Him and Me: A Short Story
When we were kids, he was always up a tree, perched atop a rock, cycling no-handed down hills. I thought he was so brave. I thought he was fearless, turns out, he was just as scared as me.
We live inside rockets, powered by our own perceptions of ourselves and everyone else. Our memories are recycled air, not quite pure. Not quite real. I remember him so vividly, so brightly. I don’t remember myself. I was under a Tupperware lid, murky and lost.
My subconscious is full of holes. The past is a train going too fast and I can’t read the station names. I am young. We are in the living room by the patio doors. The sun is hot on our backs. The wicker bookcase throws a lattice pattern on the carpet. I remember the carpet exactly. The swirls made me seasick. They went on and on and on. I remember too, both of us, sifting through the box of Lego. Him selecting a red glass dome which he slowly and solemnly pushed up his nose while I watched on with silent approval. I don’t remember what happened next. Did we get in trouble? How did it we get it out? Was the piece of Lego red or was that blood? Did this even happen at all?
Fast forward. I’m going over the handlebars of my red BMX. It’s the day before school photos. He mops the blood up with his t-shirt. I cry and laugh, and it hurts, and he picks out the gravel. A scab on my nose. A smile for the camera which does not crinkle my eyes. He is next to me on the bench. The backdrop is an old curtain. He is always next to me. Micro machine cars in the dirt and double skipping and worms held under tongues until one of us screams.
Another bang. Another year. The towpath made a slick noise when it got wet. We walked along the canal tugging at cow parsley, sticking weeds on one another’s backs. The winged seeds from maple trees spun around us. Landed like confetti. Summer was hot. We had ten pence ice poles from the corner shop. He paid. Our lips were blue.

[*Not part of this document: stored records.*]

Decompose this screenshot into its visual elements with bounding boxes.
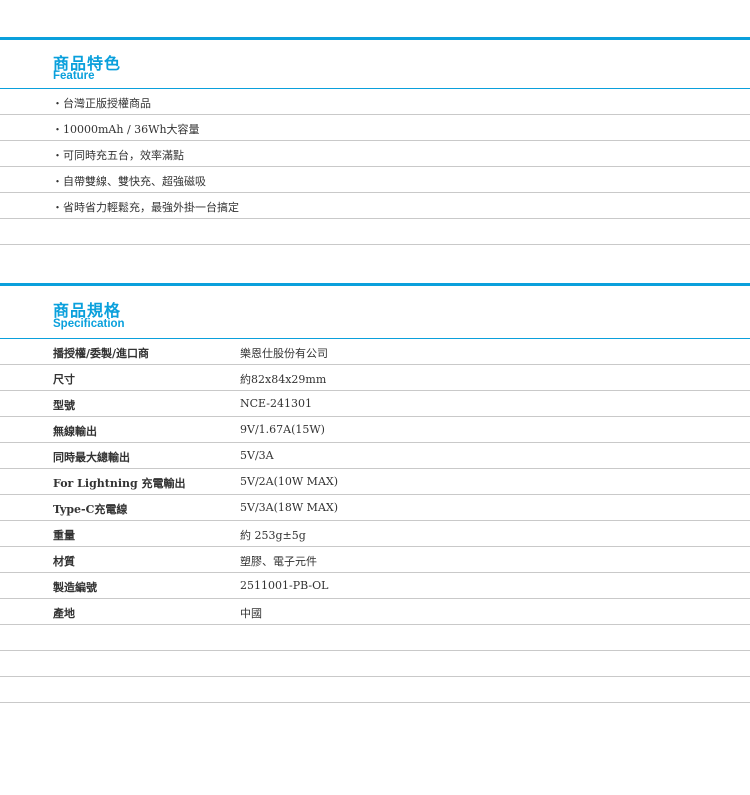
spec-empty-row bbox=[0, 677, 750, 703]
spec-row: Type-C充電線 5V/3A(18W MAX) bbox=[0, 495, 750, 521]
feature-item: ・可同時充五台，效率滿點 bbox=[0, 141, 750, 167]
spec-row: 材質 塑膠、電子元件 bbox=[0, 547, 750, 573]
spec-value: 中國 bbox=[240, 607, 262, 620]
spec-value: 約82x84x29mm bbox=[240, 373, 327, 386]
feature-item: ・台灣正版授權商品 bbox=[0, 89, 750, 115]
feature-section: 商品特色 Feature ・台灣正版授權商品 ・10000mAh / 36Wh大… bbox=[0, 37, 750, 245]
spec-label: 無線輸出 bbox=[53, 425, 97, 438]
spec-label: 同時最大總輸出 bbox=[53, 451, 130, 464]
feature-item: ・自帶雙線、雙快充、超強磁吸 bbox=[0, 167, 750, 193]
spec-value: 2511001-PB-OL bbox=[240, 579, 329, 592]
feature-subtitle: Feature bbox=[53, 70, 95, 82]
spec-value: 5V/3A(18W MAX) bbox=[240, 501, 339, 514]
spec-row: 無線輸出 9V/1.67A(15W) bbox=[0, 417, 750, 443]
spec-value: 約 253g±5g bbox=[240, 529, 306, 542]
spec-row: 播授權/委製/進口商 樂恩仕股份有公司 bbox=[0, 339, 750, 365]
feature-header: 商品特色 Feature bbox=[0, 40, 750, 89]
feature-item-text: ・10000mAh / 36Wh大容量 bbox=[52, 123, 200, 136]
spec-empty-row bbox=[0, 625, 750, 651]
spec-label: 播授權/委製/進口商 bbox=[53, 347, 150, 360]
spec-label: 尺寸 bbox=[53, 373, 75, 386]
spec-label: 型號 bbox=[53, 399, 75, 412]
spec-row: 型號 NCE-241301 bbox=[0, 391, 750, 417]
feature-empty-row bbox=[0, 219, 750, 245]
spec-row: For Lightning 充電輸出 5V/2A(10W MAX) bbox=[0, 469, 750, 495]
spec-row: 重量 約 253g±5g bbox=[0, 521, 750, 547]
spec-subtitle: Specification bbox=[53, 318, 125, 330]
feature-item-text: ・台灣正版授權商品 bbox=[52, 97, 151, 110]
spec-label: Type-C充電線 bbox=[53, 503, 128, 516]
spec-header: 商品規格 Specification bbox=[0, 286, 750, 339]
spec-row: 尺寸 約82x84x29mm bbox=[0, 365, 750, 391]
spec-value: 塑膠、電子元件 bbox=[240, 555, 317, 568]
feature-item-text: ・可同時充五台，效率滿點 bbox=[52, 149, 184, 162]
feature-item-text: ・自帶雙線、雙快充、超強磁吸 bbox=[52, 175, 206, 188]
spec-label: 製造編號 bbox=[53, 581, 97, 594]
spec-value: 9V/1.67A(15W) bbox=[240, 423, 325, 436]
spec-label: For Lightning 充電輸出 bbox=[53, 477, 186, 490]
feature-item: ・10000mAh / 36Wh大容量 bbox=[0, 115, 750, 141]
feature-item: ・省時省力輕鬆充，最強外掛一台搞定 bbox=[0, 193, 750, 219]
spec-value: 樂恩仕股份有公司 bbox=[240, 347, 328, 360]
spec-empty-row bbox=[0, 651, 750, 677]
spec-value: NCE-241301 bbox=[240, 397, 312, 410]
spec-row: 同時最大總輸出 5V/3A bbox=[0, 443, 750, 469]
spec-value: 5V/3A bbox=[240, 449, 274, 462]
spec-value: 5V/2A(10W MAX) bbox=[240, 475, 339, 488]
spec-row: 製造編號 2511001-PB-OL bbox=[0, 573, 750, 599]
spec-row: 產地 中國 bbox=[0, 599, 750, 625]
feature-item-text: ・省時省力輕鬆充，最強外掛一台搞定 bbox=[52, 201, 239, 214]
spec-label: 重量 bbox=[53, 529, 75, 542]
spec-section: 商品規格 Specification 播授權/委製/進口商 樂恩仕股份有公司 尺寸… bbox=[0, 283, 750, 703]
spec-label: 產地 bbox=[53, 607, 75, 620]
spec-label: 材質 bbox=[53, 555, 75, 568]
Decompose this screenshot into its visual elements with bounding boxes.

The water was murky, moulded at the edges, green slime hardened over the locks. The air smelled of sulphur and dried out reeds. The fisherman sat in lines like fat garden gnomes, rods out in front, flasks and sandwiches beside them. A heron lurked in the background, watching someone else do his work for him. We wedged ourselves into a gap in the hedgerow, amongst old cans and empty crisp packets. Insects buzzed in the bushes. Twigs prodded at us in protest. We were not welcome anywhere. He took his jumper off for me to sit on. The whiteness of his skin was always a shock. The bait was pushed on the hook, a new float added with a stripe of neon yellow. The line was cast out, a ripple in the thick water that spread out to the edges. Green cream folds.

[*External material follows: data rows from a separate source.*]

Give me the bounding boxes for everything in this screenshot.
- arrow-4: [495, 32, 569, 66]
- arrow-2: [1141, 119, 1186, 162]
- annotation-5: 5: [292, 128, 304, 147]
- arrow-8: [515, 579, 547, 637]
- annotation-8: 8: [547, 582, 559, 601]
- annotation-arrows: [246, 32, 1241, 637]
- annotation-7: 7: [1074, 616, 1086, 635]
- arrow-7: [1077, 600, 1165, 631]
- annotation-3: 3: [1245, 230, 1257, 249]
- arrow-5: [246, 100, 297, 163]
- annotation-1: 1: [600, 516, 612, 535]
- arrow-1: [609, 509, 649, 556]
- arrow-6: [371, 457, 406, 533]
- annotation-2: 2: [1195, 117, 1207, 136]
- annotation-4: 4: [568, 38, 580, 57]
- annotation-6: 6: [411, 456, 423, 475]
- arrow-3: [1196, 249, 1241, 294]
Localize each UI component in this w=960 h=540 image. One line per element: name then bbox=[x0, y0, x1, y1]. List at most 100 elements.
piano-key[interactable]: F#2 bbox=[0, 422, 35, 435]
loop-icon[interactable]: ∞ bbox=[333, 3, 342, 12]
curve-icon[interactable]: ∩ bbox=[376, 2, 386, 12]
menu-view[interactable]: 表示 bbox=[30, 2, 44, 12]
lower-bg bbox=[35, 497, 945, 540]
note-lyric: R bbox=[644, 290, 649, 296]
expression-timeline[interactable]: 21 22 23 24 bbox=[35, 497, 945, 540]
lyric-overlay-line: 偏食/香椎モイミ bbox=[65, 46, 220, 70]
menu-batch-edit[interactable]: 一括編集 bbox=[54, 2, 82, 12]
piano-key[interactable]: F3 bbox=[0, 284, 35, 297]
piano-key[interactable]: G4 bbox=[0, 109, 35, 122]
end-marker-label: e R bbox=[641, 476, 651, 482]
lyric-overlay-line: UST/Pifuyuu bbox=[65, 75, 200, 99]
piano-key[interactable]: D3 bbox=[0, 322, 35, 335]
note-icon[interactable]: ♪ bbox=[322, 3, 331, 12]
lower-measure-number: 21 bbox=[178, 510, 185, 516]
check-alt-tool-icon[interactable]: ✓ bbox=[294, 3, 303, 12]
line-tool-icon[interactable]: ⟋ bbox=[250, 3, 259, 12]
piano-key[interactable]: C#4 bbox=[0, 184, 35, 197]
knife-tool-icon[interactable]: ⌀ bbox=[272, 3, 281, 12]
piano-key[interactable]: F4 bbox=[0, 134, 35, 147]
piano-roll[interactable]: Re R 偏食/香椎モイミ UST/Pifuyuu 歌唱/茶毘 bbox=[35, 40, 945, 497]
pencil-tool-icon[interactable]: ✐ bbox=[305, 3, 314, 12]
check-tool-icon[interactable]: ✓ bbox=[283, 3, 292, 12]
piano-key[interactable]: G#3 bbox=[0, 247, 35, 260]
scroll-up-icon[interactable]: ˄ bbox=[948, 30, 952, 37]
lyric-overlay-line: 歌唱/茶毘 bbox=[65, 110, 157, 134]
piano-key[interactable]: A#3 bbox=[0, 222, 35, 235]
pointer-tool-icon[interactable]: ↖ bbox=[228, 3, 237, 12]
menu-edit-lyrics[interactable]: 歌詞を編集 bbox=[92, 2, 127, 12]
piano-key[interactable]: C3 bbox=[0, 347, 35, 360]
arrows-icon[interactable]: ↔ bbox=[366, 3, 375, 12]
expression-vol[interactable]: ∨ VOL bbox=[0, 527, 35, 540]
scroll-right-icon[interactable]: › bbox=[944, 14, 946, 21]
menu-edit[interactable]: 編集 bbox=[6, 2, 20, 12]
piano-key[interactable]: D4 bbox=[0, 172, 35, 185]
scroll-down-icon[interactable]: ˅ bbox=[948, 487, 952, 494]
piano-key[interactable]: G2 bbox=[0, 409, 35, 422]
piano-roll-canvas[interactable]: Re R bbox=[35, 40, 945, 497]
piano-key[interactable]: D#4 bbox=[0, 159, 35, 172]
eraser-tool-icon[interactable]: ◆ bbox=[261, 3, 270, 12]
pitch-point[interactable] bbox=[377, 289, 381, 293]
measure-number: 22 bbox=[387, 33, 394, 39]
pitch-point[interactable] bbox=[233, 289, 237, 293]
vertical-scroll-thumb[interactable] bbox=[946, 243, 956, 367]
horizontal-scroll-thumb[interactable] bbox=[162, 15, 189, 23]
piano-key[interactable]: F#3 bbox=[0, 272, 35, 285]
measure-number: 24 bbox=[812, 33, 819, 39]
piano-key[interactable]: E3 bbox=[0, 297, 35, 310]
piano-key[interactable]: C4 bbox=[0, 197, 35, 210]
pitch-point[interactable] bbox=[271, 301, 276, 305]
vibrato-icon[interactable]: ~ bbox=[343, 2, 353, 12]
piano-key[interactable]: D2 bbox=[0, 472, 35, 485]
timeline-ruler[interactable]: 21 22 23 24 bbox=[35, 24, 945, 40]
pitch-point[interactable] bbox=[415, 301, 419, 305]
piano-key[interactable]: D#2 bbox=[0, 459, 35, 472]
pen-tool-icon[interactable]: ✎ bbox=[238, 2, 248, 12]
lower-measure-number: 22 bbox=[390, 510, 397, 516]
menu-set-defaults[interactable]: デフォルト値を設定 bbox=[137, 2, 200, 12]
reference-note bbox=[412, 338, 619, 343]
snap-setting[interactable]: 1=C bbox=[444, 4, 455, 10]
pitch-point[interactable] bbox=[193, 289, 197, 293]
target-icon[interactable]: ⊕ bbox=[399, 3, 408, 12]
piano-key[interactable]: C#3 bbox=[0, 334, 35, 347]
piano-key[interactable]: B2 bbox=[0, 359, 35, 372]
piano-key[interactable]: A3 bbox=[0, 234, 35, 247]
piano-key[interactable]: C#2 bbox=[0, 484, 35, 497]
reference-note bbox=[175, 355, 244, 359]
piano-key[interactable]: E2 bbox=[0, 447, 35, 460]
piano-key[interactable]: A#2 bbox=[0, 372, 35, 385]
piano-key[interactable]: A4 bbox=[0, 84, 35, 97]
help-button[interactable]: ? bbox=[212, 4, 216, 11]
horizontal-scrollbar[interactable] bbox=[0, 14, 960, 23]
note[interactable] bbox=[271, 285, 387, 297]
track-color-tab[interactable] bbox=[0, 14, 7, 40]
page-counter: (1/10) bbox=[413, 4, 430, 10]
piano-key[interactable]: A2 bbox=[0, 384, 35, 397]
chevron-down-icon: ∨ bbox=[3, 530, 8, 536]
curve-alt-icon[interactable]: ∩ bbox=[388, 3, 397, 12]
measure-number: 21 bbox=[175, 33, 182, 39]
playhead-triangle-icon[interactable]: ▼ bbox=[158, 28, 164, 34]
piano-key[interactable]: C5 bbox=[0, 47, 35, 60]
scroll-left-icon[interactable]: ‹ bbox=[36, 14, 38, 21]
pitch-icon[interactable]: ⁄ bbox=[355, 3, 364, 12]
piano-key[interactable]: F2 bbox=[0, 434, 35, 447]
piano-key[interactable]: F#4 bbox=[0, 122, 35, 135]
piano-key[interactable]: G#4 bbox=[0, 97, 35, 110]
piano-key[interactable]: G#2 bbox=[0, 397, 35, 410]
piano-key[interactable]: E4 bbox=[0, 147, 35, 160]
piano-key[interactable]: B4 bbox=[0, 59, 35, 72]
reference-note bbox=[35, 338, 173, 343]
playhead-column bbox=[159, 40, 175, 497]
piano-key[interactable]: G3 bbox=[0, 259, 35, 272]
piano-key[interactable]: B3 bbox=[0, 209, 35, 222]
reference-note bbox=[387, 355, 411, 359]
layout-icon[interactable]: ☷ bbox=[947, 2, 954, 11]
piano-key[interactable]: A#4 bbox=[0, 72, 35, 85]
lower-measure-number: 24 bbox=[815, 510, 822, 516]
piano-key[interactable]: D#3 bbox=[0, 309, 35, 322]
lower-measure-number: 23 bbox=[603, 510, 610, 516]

One of the fishermen had brought a radio, the batteries were going. Everything was slowing down. The float bobbed up and down fast, a star blinking. On the radio, a man slurred his way through a news bulletin. The rod started to bend. The reel squeaked in protest as it was wound backwards. Fishermen twitched. The carp fought, thrashed, twisted. Brassy gold scales glinting in the sun when it broke the surface. Beside me, he clenched his fists. A tear rolled down his cheek. His lip bled from the hook of his own teeth. The carp opened and closed its mouth. Oily eyes bulging. The fisherman held the carp firmly, prized open its mouth. We didn’t talk about it as we walked home, how he could feel the fear of a fish. Did it hurt him to hear the grass get mown? When stupid boys pulled the legs from crane flies, did that hurt him too? He had to be what I needed him to be. Once he fell from a swing rope. Had to sit in a bath of salt. I didn’t understand. He’d been hurt enough. I wanted to swap his skin with my own. The years turned. Police cars and ambulances. Broken hearts and smashed windscreens and my guts twisted into knots I’d never undo. Late nights and red ants. Smoking on our backs under a tie-dye sky, Sunny Delight in a bottle by our sides. I could hear his car a long time before I saw it. Big fat stinking bass and exhaust. I would wait by the side of the road. On the drive. He would pick me up from anywhere. I didn’t like his music when I was not with him, but in the car I knew all the words. We tripped over the lines. His fingers on the wheel, my bare feet out the window. He pulled away too fast. We went over humped back bridges with our eyes closed tightly, the damage we were doing was momentarily suspended. We found a way to stop time in a car made from old parts. The whole world froze when our four wheels left the road. Bums off seats. We only flew briefly, but we flew none the less.
There you are. Crackled and paint splattered. There you are, smiling. I found you. I found us. Not everything hurt you. Not everything hurt me.